I better quit, too much coffee at supper.

BW

( Posted by: BWOz [Member] On: May 18, 2012 )

Francisco on wanting
"Obligated to live" all you want, love, but aborted products of conception kinda toss your argument...because them can't fulfill thier "obligation to live".

Lucie

( Posted by: windchime [Member] On: May 21, 2012 )

Eric on wanting
Well, as an old friend used to say..."I've been rich and I've been poor, and rich is better". Certainly, money buys comfort, but not happiness. For those who find their entire happiness in material comfort, then yes, money buys happiness. But they always want more. It's an addiction that creates tolerance. Call it an "idiot's game" if you like. Same thing.

Sounds like your pursuit of happiness works for you. But it is a "pursuit". If someone took your bike, and your happiness still comes from cycling, you'd get another bike. If you decide you no longer need cycling to make you happy, you'd NOT get another bike...

Because you "want what you have", which is your bike for cycling, you have what you want, cycling.

And what we need is very little compared to what we want. You get that, sounds like.

Lucie

( Posted by: windchime [Member] On: May 21, 2012 )

Brian on wanting
The narcissists are certainly happier post social networking than pre social networking, because thier addiction to more and more adulation can be sustained there and the growth opportunity for that addiction to adulation is limitless.
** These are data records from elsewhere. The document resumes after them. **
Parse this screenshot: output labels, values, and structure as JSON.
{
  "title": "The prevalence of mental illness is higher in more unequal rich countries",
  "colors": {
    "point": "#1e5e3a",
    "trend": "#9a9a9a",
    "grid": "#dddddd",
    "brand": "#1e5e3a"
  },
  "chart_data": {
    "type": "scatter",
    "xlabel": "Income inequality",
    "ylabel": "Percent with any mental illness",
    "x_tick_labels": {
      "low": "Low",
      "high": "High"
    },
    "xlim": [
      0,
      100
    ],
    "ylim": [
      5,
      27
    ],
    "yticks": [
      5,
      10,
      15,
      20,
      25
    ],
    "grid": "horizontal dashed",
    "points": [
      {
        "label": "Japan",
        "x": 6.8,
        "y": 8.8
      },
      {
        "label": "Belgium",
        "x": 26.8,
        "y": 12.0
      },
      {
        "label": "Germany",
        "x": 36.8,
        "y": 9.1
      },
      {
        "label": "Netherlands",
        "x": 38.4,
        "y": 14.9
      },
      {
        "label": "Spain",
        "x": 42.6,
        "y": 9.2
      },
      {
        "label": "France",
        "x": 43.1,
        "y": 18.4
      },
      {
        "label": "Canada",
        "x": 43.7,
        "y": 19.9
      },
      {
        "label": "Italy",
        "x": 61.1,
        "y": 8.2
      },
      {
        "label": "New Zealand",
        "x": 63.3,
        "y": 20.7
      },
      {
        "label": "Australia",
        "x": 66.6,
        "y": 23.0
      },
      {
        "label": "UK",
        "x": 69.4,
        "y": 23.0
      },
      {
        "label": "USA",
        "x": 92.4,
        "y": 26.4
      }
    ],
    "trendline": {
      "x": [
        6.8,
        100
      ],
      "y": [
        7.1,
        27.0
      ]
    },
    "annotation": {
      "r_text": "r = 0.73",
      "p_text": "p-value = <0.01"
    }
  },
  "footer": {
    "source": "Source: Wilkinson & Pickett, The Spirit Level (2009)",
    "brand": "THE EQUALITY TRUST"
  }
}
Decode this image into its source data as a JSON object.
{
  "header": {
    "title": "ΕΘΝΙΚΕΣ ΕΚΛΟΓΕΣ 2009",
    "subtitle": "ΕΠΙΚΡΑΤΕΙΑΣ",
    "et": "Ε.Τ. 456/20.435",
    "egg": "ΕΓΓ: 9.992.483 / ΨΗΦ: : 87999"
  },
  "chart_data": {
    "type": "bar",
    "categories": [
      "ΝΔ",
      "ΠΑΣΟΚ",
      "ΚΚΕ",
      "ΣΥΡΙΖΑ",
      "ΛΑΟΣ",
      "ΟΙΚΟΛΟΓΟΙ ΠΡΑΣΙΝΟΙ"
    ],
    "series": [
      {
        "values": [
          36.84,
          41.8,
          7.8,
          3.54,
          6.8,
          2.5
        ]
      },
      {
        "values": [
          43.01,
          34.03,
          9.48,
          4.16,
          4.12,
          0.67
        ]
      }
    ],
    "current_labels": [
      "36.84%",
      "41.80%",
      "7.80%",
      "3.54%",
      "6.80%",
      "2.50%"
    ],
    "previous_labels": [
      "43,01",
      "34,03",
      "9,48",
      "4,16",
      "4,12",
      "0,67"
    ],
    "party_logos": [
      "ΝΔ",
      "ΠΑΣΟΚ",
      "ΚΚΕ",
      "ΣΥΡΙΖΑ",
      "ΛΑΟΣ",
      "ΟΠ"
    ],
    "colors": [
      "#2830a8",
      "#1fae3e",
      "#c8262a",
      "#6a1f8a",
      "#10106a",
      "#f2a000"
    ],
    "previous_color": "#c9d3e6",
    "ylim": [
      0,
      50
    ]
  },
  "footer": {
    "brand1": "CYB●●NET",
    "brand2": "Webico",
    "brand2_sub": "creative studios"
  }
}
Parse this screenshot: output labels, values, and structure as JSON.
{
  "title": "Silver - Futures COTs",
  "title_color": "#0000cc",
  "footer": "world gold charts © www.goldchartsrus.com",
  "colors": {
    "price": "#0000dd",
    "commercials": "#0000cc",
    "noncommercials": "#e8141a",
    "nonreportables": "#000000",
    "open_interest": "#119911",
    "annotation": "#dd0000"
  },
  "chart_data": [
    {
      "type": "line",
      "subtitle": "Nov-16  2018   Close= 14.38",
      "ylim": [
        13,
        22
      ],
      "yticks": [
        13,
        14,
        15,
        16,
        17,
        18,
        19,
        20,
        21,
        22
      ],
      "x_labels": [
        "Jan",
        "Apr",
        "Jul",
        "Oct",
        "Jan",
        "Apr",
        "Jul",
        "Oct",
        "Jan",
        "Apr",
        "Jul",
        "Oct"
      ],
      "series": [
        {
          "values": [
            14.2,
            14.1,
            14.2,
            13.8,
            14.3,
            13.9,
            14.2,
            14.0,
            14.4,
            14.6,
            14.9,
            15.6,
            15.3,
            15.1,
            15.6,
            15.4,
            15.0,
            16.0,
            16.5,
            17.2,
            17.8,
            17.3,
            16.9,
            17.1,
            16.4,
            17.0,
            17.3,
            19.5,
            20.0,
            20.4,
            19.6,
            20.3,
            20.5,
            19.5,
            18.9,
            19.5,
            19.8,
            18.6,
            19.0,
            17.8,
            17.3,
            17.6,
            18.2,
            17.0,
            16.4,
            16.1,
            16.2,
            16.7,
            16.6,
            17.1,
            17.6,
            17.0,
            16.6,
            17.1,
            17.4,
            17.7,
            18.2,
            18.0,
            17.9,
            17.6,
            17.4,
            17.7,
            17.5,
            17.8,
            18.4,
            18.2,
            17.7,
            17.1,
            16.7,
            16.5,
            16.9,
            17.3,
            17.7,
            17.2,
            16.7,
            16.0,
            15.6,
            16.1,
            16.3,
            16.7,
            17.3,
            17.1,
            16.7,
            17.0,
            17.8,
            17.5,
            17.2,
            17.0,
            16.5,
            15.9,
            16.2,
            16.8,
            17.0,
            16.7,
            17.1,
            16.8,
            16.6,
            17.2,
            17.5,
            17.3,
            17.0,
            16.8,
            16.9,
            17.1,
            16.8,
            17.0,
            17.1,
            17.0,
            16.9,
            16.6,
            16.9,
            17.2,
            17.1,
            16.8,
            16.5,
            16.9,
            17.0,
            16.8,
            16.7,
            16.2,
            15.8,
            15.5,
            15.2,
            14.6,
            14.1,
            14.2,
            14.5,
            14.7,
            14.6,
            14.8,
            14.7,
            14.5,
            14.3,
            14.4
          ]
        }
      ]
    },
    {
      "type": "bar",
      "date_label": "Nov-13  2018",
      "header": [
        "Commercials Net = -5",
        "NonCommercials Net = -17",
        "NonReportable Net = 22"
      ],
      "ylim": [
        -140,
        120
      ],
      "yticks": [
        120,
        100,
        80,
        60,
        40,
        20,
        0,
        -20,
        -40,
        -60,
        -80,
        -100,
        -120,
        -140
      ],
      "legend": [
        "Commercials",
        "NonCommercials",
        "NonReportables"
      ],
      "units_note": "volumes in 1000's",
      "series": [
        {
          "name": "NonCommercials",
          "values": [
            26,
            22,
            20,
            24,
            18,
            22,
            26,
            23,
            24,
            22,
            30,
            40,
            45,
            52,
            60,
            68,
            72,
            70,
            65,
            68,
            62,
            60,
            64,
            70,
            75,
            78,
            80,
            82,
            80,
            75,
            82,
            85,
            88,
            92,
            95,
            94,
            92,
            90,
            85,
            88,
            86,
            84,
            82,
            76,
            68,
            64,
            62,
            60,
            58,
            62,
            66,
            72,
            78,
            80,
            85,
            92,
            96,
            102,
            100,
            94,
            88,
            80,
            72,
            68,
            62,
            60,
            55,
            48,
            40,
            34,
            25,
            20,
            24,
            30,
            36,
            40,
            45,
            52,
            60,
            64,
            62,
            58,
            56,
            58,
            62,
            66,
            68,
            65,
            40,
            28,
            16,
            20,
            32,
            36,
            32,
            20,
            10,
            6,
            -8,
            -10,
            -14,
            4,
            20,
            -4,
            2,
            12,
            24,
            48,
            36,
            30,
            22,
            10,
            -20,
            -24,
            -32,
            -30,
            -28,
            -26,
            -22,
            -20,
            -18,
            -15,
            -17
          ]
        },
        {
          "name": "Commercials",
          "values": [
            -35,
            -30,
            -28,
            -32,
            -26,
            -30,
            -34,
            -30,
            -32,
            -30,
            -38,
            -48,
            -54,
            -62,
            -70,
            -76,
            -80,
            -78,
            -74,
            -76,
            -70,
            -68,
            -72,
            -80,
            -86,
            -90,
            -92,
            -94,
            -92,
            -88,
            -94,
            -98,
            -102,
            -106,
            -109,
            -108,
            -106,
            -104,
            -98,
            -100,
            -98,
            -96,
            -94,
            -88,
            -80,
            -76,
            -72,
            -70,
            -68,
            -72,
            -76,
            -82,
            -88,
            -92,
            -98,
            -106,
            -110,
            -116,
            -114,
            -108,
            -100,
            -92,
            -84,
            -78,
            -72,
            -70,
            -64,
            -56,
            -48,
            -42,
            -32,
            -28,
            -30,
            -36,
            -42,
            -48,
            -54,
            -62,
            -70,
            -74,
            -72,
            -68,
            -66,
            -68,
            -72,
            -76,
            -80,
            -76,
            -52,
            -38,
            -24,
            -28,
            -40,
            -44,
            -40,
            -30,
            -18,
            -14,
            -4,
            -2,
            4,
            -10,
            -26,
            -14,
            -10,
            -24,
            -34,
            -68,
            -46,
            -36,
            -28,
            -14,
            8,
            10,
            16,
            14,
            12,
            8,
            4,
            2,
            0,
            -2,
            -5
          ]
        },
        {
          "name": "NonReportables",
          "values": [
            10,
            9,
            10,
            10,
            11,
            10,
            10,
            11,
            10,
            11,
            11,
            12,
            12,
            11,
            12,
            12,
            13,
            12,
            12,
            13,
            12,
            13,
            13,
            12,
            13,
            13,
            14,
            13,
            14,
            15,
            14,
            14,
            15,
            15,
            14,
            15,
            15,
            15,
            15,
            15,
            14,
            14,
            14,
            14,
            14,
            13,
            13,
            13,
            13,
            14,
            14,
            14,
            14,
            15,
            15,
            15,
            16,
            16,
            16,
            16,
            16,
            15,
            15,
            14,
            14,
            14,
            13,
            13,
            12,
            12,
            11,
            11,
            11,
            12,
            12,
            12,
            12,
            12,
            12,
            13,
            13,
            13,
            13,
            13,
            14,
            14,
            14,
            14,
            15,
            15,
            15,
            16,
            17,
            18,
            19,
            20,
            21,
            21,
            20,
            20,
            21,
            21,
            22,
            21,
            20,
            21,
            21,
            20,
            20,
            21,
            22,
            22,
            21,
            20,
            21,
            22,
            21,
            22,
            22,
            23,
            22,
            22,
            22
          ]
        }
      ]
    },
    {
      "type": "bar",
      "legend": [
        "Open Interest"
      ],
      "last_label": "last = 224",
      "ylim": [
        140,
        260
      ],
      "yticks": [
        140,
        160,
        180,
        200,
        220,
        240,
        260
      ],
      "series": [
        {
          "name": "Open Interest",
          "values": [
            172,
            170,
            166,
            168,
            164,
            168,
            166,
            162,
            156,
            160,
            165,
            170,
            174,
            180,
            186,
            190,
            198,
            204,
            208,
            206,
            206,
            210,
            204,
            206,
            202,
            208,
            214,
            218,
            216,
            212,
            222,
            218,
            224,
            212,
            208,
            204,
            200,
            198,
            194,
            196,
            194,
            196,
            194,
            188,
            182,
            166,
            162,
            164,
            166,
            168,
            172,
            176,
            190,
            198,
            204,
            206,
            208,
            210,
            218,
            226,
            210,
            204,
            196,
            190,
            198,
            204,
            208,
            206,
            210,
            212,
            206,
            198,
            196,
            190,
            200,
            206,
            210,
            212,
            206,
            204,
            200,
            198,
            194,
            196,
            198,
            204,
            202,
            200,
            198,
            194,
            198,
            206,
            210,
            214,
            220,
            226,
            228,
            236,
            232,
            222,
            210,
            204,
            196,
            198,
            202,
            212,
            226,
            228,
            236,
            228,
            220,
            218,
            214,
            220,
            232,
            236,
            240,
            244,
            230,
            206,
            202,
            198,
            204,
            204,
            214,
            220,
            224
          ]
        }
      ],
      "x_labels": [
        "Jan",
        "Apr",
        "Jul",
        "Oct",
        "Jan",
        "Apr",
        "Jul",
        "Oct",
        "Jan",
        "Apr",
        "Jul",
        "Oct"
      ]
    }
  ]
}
Which makes their pursuit of happiness effortless. How much more rewarding can this be for a narcissist? So sure they'll thrive and propagate and take over. Scary...

House (my only TV show) says you can't die with dignity, you can only live with dignity. I think so too. I think the writer who came up with that is pretty smart. I've seen more people die than most people have seen people die and it's not often "dignified", though making it "peaceful" is important. It shows love, at the end, which belongs there at the end, I think. I've seen amazing "end-stage" reconciliations between people...

I fret too at the end of ideation, Brian.